Now Amory laid her hand on his knee. “Day, I'm sorry. I hardly know what I'm saying, Day. He was convincing last night. I
almost
believed him when he told about Sloane being—
ill
—Oh, Day, certainly I believed him enough to trot along with him when he explained his sudden change of mind about not having anything to do with me for Sloane's sake. I did believe his change of heart about not telling Sloane about the exhumation. That first he believed it would send her over the edge if she found out I was so convinced that she and he between them had murdered Mother that I'd gone to the police, and that later—that night—decided that the other way round would be better for Sloane. It made sense.”

“Kindness! Certainly it was kinder to you not to tell your sister you had gone ahead and bullied the authorities into doing the examination. You can't tell me it would have made your sister fonder of you to know about it?”

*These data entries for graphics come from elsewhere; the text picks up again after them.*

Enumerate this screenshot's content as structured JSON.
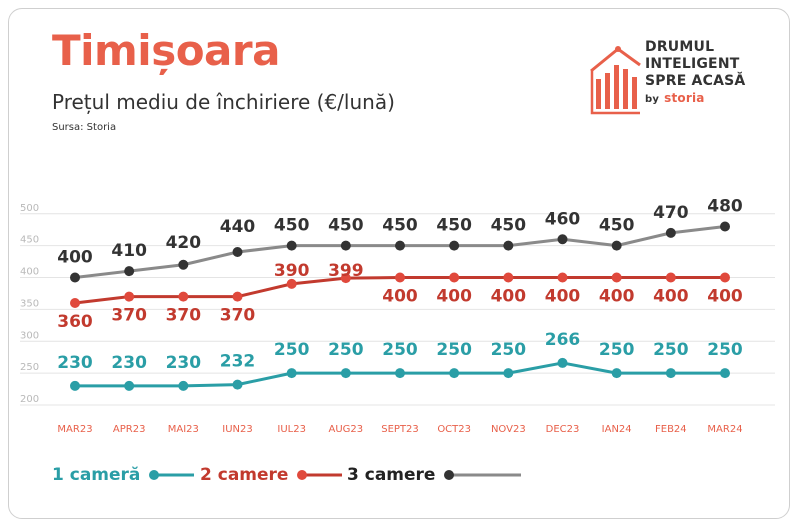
{
  "header": {
    "title": "Timișoara",
    "subtitle": "Prețul mediu de închiriere (€/lună)",
    "source": "Sursa: Storia"
  },
  "logo": {
    "line1": "DRUMUL",
    "line2": "INTELIGENT",
    "line3": "SPRE ACASĂ",
    "by": "by",
    "brand": "storia"
  },
  "colors": {
    "accent": "#e8604a",
    "series_teal": "#2a9ea6",
    "series_red": "#c23a2e",
    "series_gray": "#8a8a8a",
    "marker_gray": "#333333"
  },
  "chart_data": {
    "type": "line",
    "categories": [
      "MAR23",
      "APR23",
      "MAI23",
      "IUN23",
      "IUL23",
      "AUG23",
      "SEPT23",
      "OCT23",
      "NOV23",
      "DEC23",
      "IAN24",
      "FEB24",
      "MAR24"
    ],
    "ylim": [
      200,
      600
    ],
    "yticks": [
      "200",
      "250",
      "300",
      "350",
      "400",
      "450",
      "500"
    ],
    "grid": true,
    "legend_position": "bottom-left",
    "series": [
      {
        "name": "1 cameră",
        "values": [
          230,
          230,
          230,
          232,
          250,
          250,
          250,
          250,
          250,
          266,
          250,
          250,
          250
        ],
        "color": "#2a9ea6",
        "marker": "#2a9ea6",
        "labels": [
          "230",
          "230",
          "230",
          "232",
          "250",
          "250",
          "250",
          "250",
          "250",
          "266",
          "250",
          "250",
          "250"
        ]
      },
      {
        "name": "2 camere",
        "values": [
          360,
          370,
          370,
          370,
          390,
          399,
          400,
          400,
          400,
          400,
          400,
          400,
          400
        ],
        "color": "#c23a2e",
        "marker": "#e0493c",
        "labels": [
          "360",
          "370",
          "370",
          "370",
          "390",
          "399",
          "400",
          "400",
          "400",
          "400",
          "400",
          "400",
          "400"
        ]
      },
      {
        "name": "3 camere",
        "values": [
          400,
          410,
          420,
          440,
          450,
          450,
          450,
          450,
          450,
          460,
          450,
          470,
          480
        ],
        "color": "#8a8a8a",
        "marker": "#333333",
        "labels": [
          "400",
          "410",
          "420",
          "440",
          "450",
          "450",
          "450",
          "450",
          "450",
          "460",
          "450",
          "470",
          "480"
        ]
      }
    ]
  }
}
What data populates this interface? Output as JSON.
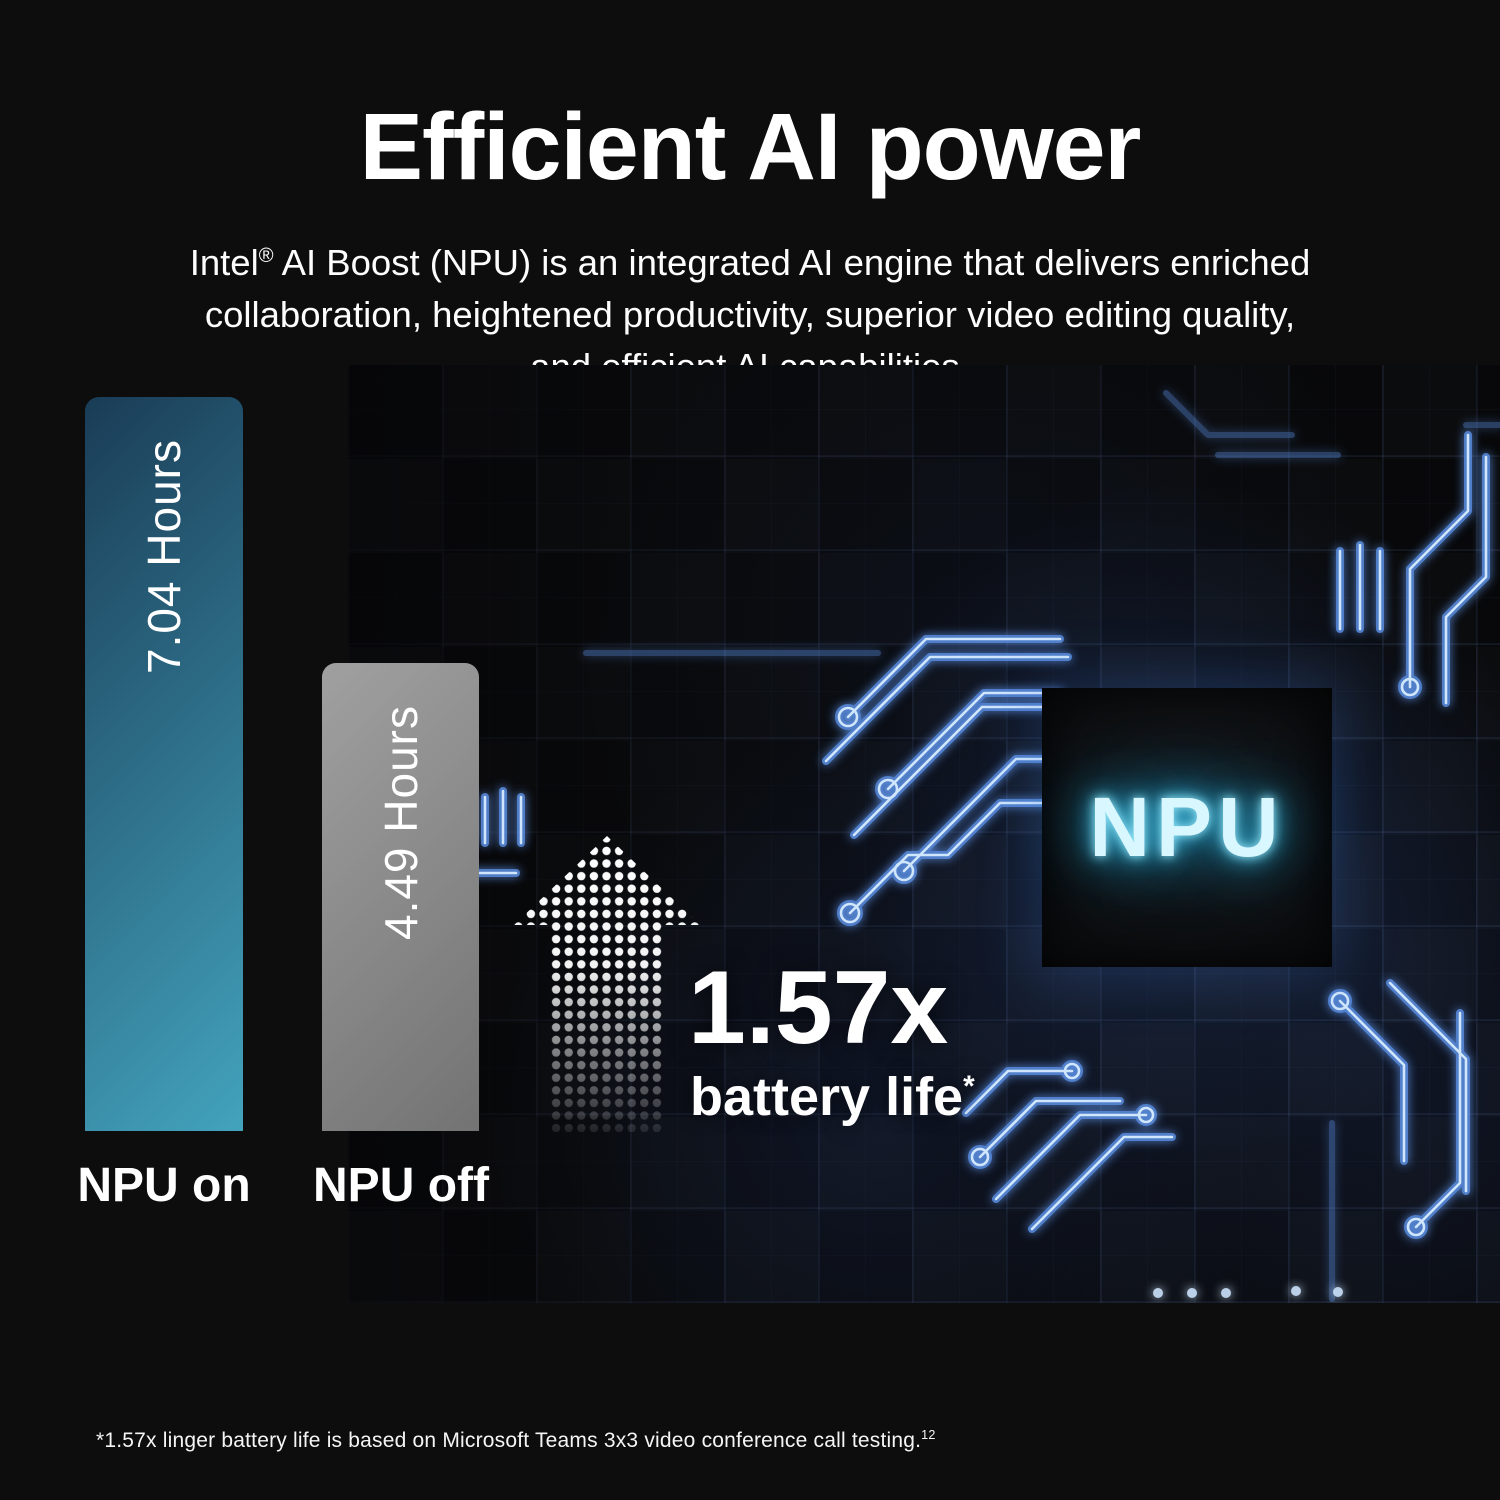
{
  "header": {
    "title": "Efficient AI power"
  },
  "subtitle": {
    "line1_prefix": "Intel",
    "line1_reg_mark": "®",
    "line1_suffix": " AI Boost (NPU) is an integrated AI engine that delivers enriched",
    "line2": "collaboration, heightened productivity, superior video editing quality,",
    "line3": "and efficient AI capabilities."
  },
  "chart_data": {
    "type": "bar",
    "orientation": "vertical",
    "categories": [
      "NPU on",
      "NPU off"
    ],
    "values": [
      7.04,
      4.49
    ],
    "value_labels": [
      "7.04 Hours",
      "4.49 Hours"
    ],
    "unit": "Hours",
    "ylim": [
      0,
      7.04
    ],
    "grid": false,
    "legend": false,
    "annotation": "1.57x battery life*"
  },
  "highlight": {
    "multiplier": "1.57x",
    "label": "battery life",
    "asterisk": "*"
  },
  "chip": {
    "label": "NPU"
  },
  "footnote": {
    "text": "*1.57x linger battery life is based on Microsoft Teams 3x3 video conference call testing.",
    "superscript": "12"
  },
  "colors": {
    "background": "#0d0d0e",
    "bars": [
      {
        "from": "#1a3c56",
        "to": "#43a3bd"
      },
      {
        "from": "#a0a0a0",
        "to": "#737373"
      }
    ],
    "npu_glow": "#46cdf2",
    "trace_glow": "#5d92e8",
    "text": "#ffffff"
  }
}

“Fonder, Day, or—generous?” Amory's fingernails rasped on Day's trousers, drawn taut over his knee. “Never mind. It could not have made Sloane fonder of me to know I'd gone to the police. I agree. I agreed when he said so last night. I agreed that since—according to him—Sloane was in even a worse state than ever before, it was worth a try to go and tell her the truth. I agreed with him that Sloane being—fonder—of me or not didn't matter any longer and that perhaps finding out about the exhumation might act like—”

“Shock therapy, darling.”

“Shock therapy. I agreed last night that if I told her what I had done and then produced proof that the whole thing was in my imagination and in hers, it might shock her back to herself.”